This section is from the book "English Furniture", by Frederick S. Robinson. Also available from Amazon: English Furniture.
In many cases, although but one wood is used to cover the surface, the sheets cut from one log are so placed in relation to each other as to make patterns out of the grain. It is obvious that the grain of very thin sheets cut from the same piece of wood would be very similar. By taking two of these and placing the first one way, and the second the other, as the pages of an open book, beautiful effects of opposition of grain are to be obtained. This process, however, was not common, except perhaps in the case of walnut-veneered furniture, until the mahogany period, which may be placed after 1720. Large pieces of this fine-grained wood could be treated in this manner to advantage, as it will take a polish infinitely superior to that of the coarser-grained woods. The distinctions of 'inlay' and 'marquetry' are not very strictly kept. The terms have a tendency to be used rather promiscuously, according to the amount of pattern in proportion to ground. Where very little ground shows, it is the practice to speak of marquetry; where the ground predominates, we use the term inlay.
The old oak furniture was cut into nearly one-eighth of an inch, that it might hold fast its inlaid decoration, and this, of course, is essentially different from laying on to a substructure a pattern made of thin pieces of different coloured woods, to which the words marquetry and veneer are more strictly applicable.
It is reasonable to suppose that the first efforts of inlayers (or onlayers) were humble, and to expect simple geometrical shapes easy of cutting and manipulation, before complicated curves and figures.
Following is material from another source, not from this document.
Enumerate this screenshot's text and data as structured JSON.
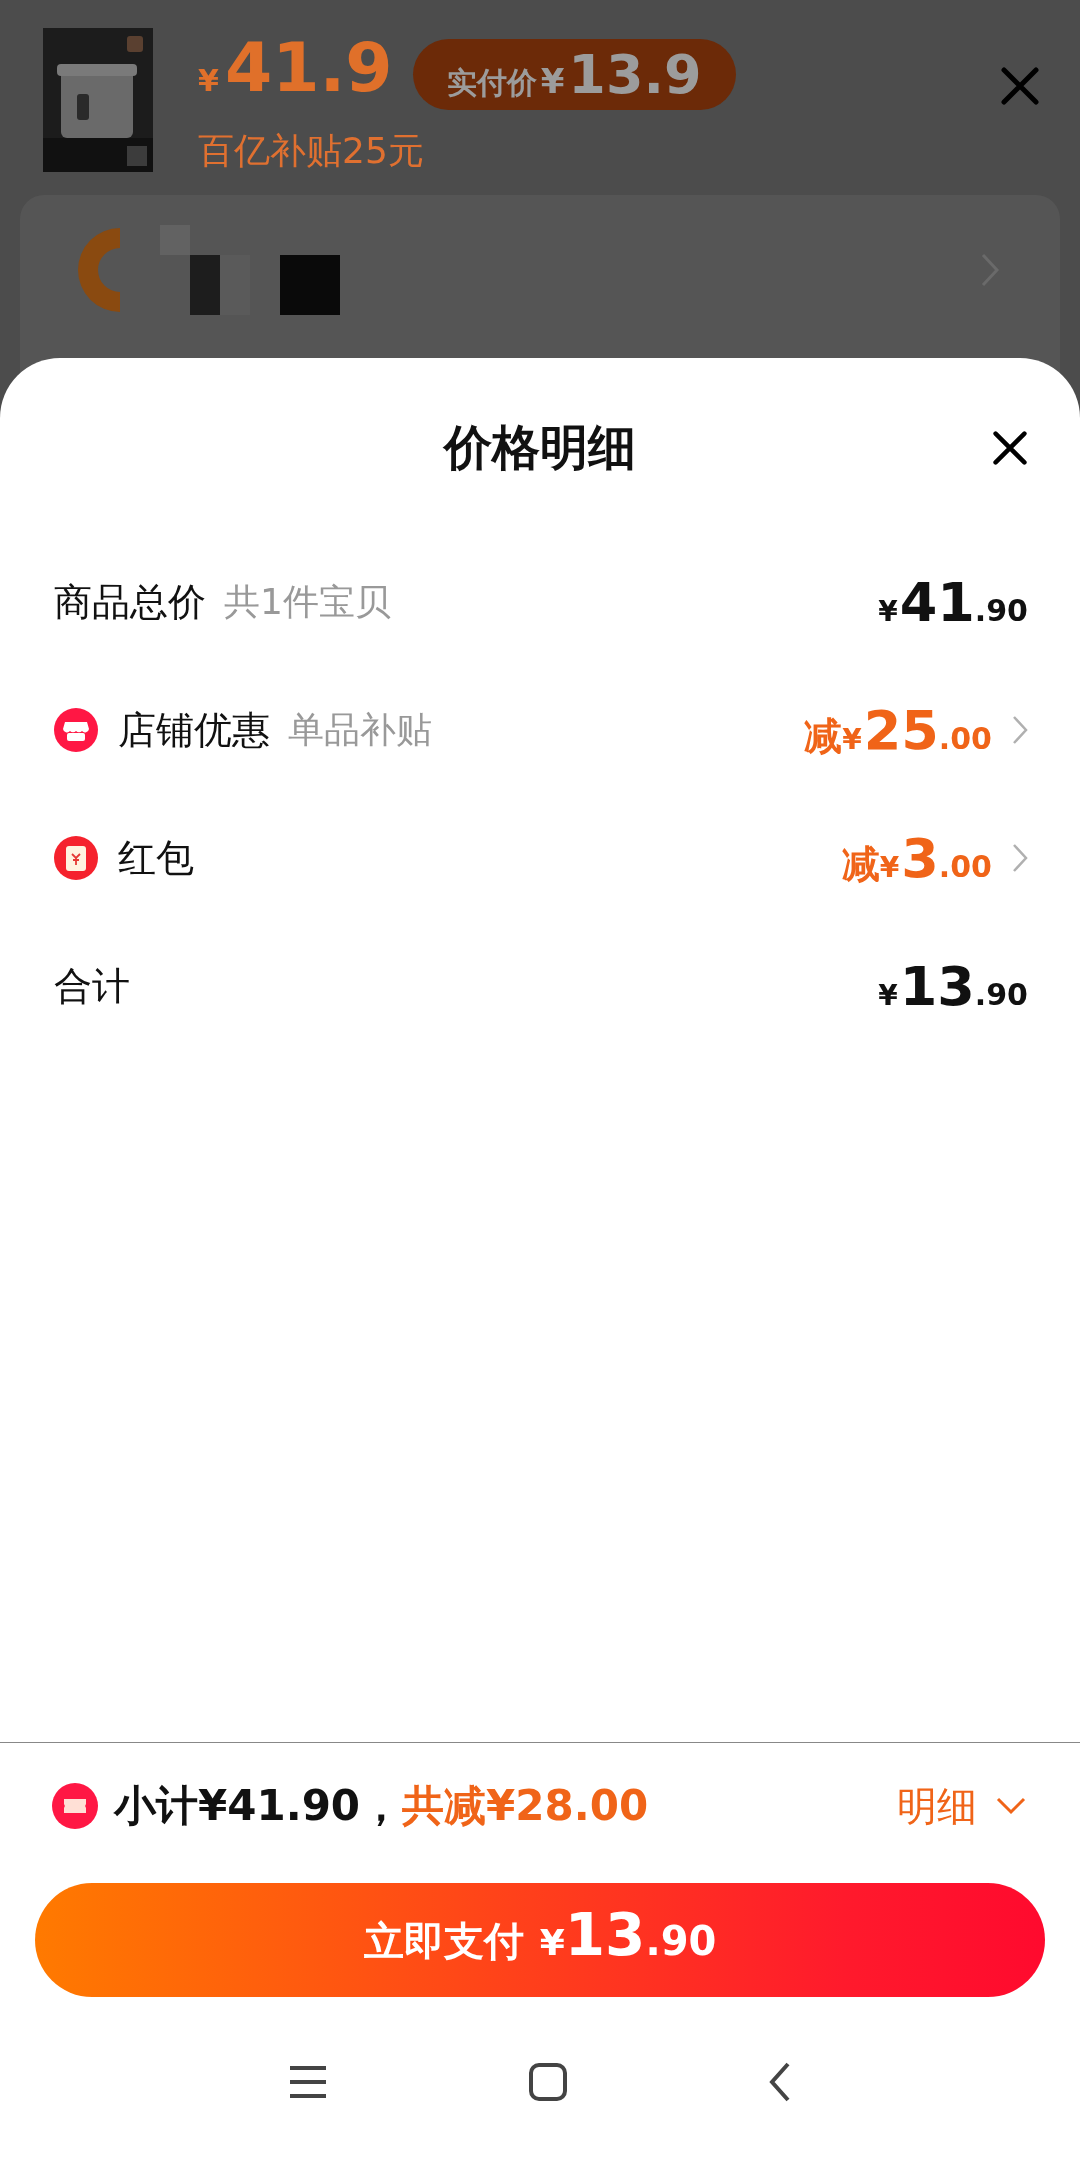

Upon old oak chests and chairs, as we have seen, triangles and oblongs and rhomboidal shapes are frequent, and the flower and leaf designs growing out of a vase are perhaps the latest and highest result. In the period at which we have arrived we find two styles in use - geometrical, and what may be called freehand. A good example of the first in the Victoria and Albert Museum is the table (No. 4620) of pine inlaid with lignum vitce and other woods. This (Plate LIII.2) is a heavy object about four feet long only, upon massive spiral legs, joined by curved stretchers forming a species of X shape. To quote some of Mr. J. H. Pollen's description: 'The top is of marquetry . . . formed of slices or sections of laurel, arbutus, and other rare native woods, showing the concentric circles of the grain. The centre is a panel with a border of ebony and ivory; circles with large ebony and ivory stars fill this panel, and stars are placed on the four corners of the table. . . . Rosewood, box, walnut, and holly are also employed in the inlaying.


Plate LIII. 1 - Chair-Table, Oak I 7th Century 2 - Table, Inlaid About 1700
LIII. (1) Chair Table, oak. Seventeenth century. Sir Charles Robinson, C.B.
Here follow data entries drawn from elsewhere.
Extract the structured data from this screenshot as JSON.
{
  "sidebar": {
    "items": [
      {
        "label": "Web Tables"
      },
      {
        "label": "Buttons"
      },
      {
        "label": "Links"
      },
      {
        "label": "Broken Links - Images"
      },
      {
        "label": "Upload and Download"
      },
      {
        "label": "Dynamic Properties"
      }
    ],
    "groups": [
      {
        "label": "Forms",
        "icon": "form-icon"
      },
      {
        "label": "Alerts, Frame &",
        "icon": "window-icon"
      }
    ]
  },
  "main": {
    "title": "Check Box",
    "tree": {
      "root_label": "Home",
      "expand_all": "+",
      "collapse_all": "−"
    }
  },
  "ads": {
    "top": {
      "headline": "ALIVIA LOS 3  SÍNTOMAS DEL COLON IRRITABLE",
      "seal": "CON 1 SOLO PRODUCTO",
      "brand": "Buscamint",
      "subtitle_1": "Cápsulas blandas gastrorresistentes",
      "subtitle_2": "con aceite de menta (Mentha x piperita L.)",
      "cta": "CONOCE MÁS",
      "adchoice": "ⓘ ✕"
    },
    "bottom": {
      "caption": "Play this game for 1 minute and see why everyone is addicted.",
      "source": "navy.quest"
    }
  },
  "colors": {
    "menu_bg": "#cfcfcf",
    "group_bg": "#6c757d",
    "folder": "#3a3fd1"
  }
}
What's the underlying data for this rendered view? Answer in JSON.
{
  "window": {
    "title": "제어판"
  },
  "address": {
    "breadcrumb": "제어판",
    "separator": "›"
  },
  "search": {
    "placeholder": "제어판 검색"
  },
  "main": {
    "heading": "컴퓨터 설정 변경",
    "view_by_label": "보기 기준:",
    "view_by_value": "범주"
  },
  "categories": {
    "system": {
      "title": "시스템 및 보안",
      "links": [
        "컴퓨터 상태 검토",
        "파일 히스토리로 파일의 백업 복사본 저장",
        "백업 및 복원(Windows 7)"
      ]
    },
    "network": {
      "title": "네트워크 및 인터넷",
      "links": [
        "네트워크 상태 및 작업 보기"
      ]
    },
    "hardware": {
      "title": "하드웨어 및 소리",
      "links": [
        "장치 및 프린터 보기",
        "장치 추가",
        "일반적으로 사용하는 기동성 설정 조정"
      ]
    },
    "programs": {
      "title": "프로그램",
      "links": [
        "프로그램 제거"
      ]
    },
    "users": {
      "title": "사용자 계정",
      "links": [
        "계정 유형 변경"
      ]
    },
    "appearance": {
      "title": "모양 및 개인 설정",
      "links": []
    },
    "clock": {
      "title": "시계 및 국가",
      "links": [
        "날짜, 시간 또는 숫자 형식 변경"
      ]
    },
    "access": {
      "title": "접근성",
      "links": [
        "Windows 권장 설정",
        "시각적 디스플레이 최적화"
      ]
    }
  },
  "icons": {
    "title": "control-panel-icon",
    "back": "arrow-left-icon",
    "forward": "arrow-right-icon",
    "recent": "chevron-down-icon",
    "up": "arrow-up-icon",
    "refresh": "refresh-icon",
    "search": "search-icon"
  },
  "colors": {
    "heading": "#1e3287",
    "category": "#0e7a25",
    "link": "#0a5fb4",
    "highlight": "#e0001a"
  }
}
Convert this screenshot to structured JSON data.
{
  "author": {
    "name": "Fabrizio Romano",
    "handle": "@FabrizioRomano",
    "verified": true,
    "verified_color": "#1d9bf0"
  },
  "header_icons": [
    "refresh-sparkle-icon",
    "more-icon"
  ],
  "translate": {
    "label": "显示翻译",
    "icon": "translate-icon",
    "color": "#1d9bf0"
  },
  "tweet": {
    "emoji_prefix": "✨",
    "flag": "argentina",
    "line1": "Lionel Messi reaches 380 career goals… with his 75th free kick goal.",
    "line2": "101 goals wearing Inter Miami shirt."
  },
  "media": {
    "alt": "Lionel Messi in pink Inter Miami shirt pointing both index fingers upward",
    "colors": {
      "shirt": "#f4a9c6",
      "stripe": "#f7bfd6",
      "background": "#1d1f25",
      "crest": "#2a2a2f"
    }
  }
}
Dimensions: Height as chair 51½ inches, Width of seat 21½ inches, Length of table top 37 inches, Width 25 inches.
(2) Table, inlaid. About 1700. V. & A. M.
Dimensions: Height 31, Length 36, Breadth 31 inches.
Probably a piece of Tonbridge work of the last [eighteenth] century, before mahogany had been introduced into the manufacture of furniture by Chippendale and other contemporary makers.'
Not much is known about the earlier productions of Tunbridge, which is still a centre for the manufacture of inlaid wooden objects. It may be gathered from an article upon the subject in the Sussex Advertiser, quoted in Pelton's Guide to Tunbridge Wells, that the industry can be traced back in some form or other to 1685, 'when, however, only plain articles were manufactured. Later it became usual to burn figures, such as shells, into the wood before varnishing. Next came the painting of flowers.' Later, about 1830, came the peculiar mosaic work which is still practised, either for expensive picture mosaics of which only one is made, or for wholesale production by means of patterns cut thin - as a cucumber is sliced - from variously shaped and coloured sticks of wood put together and glued beforehand. It is quite probable that this process was employed in earlier times, and for the purposes of geometrical ornaments, such as stars and chequers in tables, like that described above. More elaborate inlaid work of birds and figures must be regarded as of French or Dutch origin, in default of any evidence that such ornament was made at Tunbridge.